Fellegi-Sunter Model
The Fellegi-Sunter model is a linear model commonly used for record linkage. It uses bayesian statistics to assign odds to different levels of agreement for different dimensions. For example, "if two names are exactly the same, that makes the odds of a match 7.6 times more likely". The dimension is "name" and the level of agreement is "exactly the same". You then combine the multiple dimensions ("name", "location", "price", etc) together to get a final odds for a record pair. You can train the weights using labeled data, or from unlabeled data with an EM (Expectation Maximization) Algorithm.
This is the model used by Splink, and I am trying to copy that over to Mismo.
Glossary
Odds
Odds of 4 mean that an event is four times more likely to happen than not happen. I other words, it happens four out of five times. Odds of 1/4 or .25 is the opposite: it is 4 times more likely to not happen than happen. Odds of 1 means that happening and not happening are equally likely.

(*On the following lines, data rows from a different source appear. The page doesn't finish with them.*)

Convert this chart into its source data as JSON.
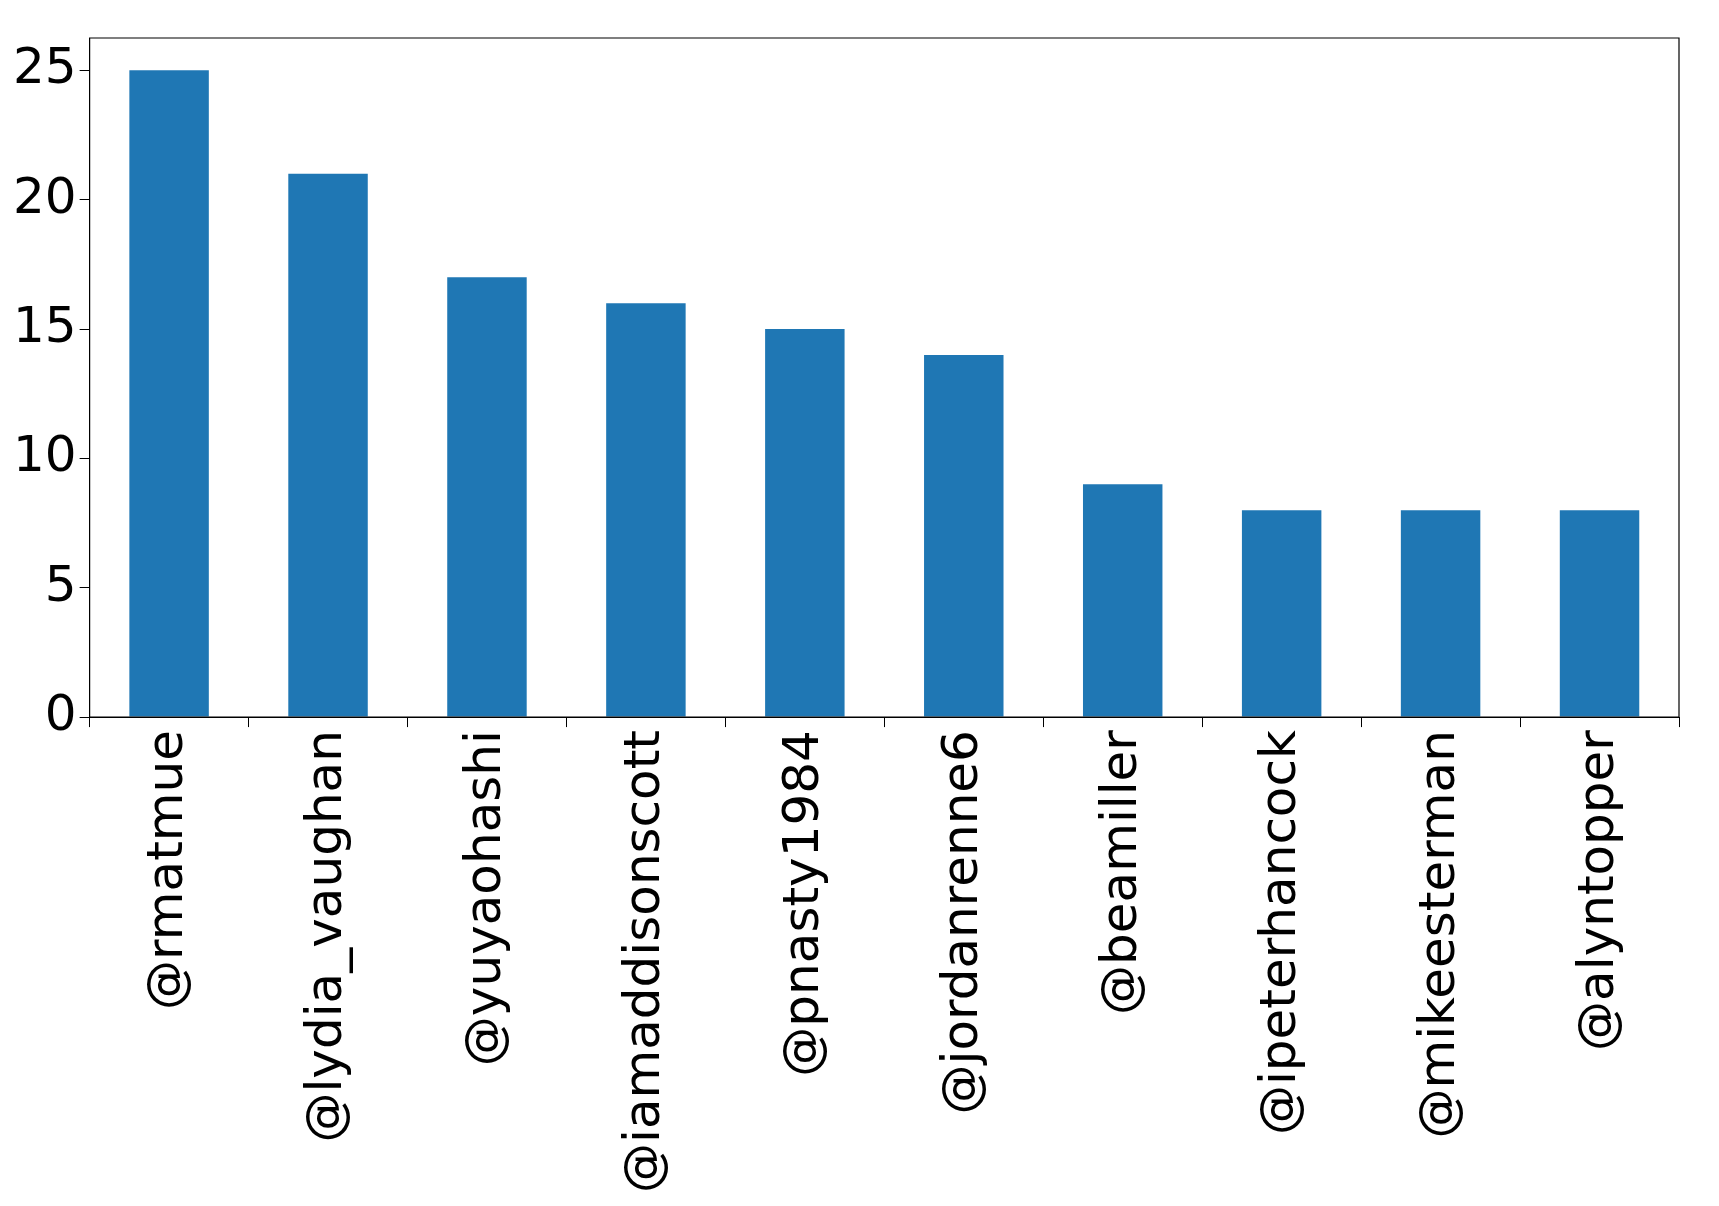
{
  "chart_data": {
    "type": "bar",
    "categories": [
      "@rmatmue",
      "@lydia_vaughan",
      "@yuyaohashi",
      "@iamaddisonscott",
      "@pnasty1984",
      "@jordanrenne6",
      "@beamiller",
      "@ipeterhancock",
      "@mikeesterman",
      "@alyntopper"
    ],
    "values": [
      25,
      21,
      17,
      16,
      15,
      14,
      9,
      8,
      8,
      8
    ],
    "color": "#1f77b4",
    "ylim": [
      0,
      26.25
    ],
    "yticks": [
      0,
      5,
      10,
      15,
      20,
      25
    ],
    "grid": false,
    "legend": false
  }
}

Odds can be combined via multiplication, assuming the events are independent.
For example, if you draw two records at random, say the odds of the first name
matching are 1/10_000, and the gender matching is 1/2. Therefore, the combined
odds that the first name matches AND the gender matches is
1/10_000 * 1/2 = 1/20_000
.
In Splink and other contexts, they use the term "Bayes Factor" to mean the same thing as "odds". I use "odds" because it is shorter, and I think more intuitive to people who don't know bayesian statistics. It's not that complicated and "odds" is precise enough.
Log Odds
The logarithm (base 10) of Odds
. This is useful because it allows
match weights to be added together rather than being multiplied (as Odds are).
This is useful so we can visualize comparisons between records using a waterfall chart.
For example, with the odds of 100 and 1/10, if we combined these two,
we would get a total odds of 100 * (1/10) = 10
.
If we instead combined them using log odds:
The individual log odds would be 2 and -1, and the combined match weight would be
2 + (-1) = 1
, which corresponds to a Log Odds
of 1, as expected.
Here is a table to help you get a sense between these two:
Odds | Log Odds |
---|---|
0 | -inf |
... | ... |
.01 | -2 |
.1 | -1 |
1 | 0 |
10 | 1 |
100 | 2 |
... | ... |
inf | inf |
In Splink and other contexts, they use the term "Match Weight" to mean "Log Odds". They also use log base 2, but I chose to use log base 10 because I think it is easier to convert back and forth.
M probabilities
Amongst record comparisons which are true matches, what proportion have a match on first name, and what proportion mismatch on first name?
This is a measure of how often mispellings, nicknames or aliases occur in the first name field.
U probabilities
Amongst record comparisons which are true non-matches, what proportion have a match on first name, and what proportion mismatch on first name?
This is a measure of how likely 'collisions' are likely to occur. For instance, it would be common for two different people to have the same gender, but less likely for two different people to have the same date of birth.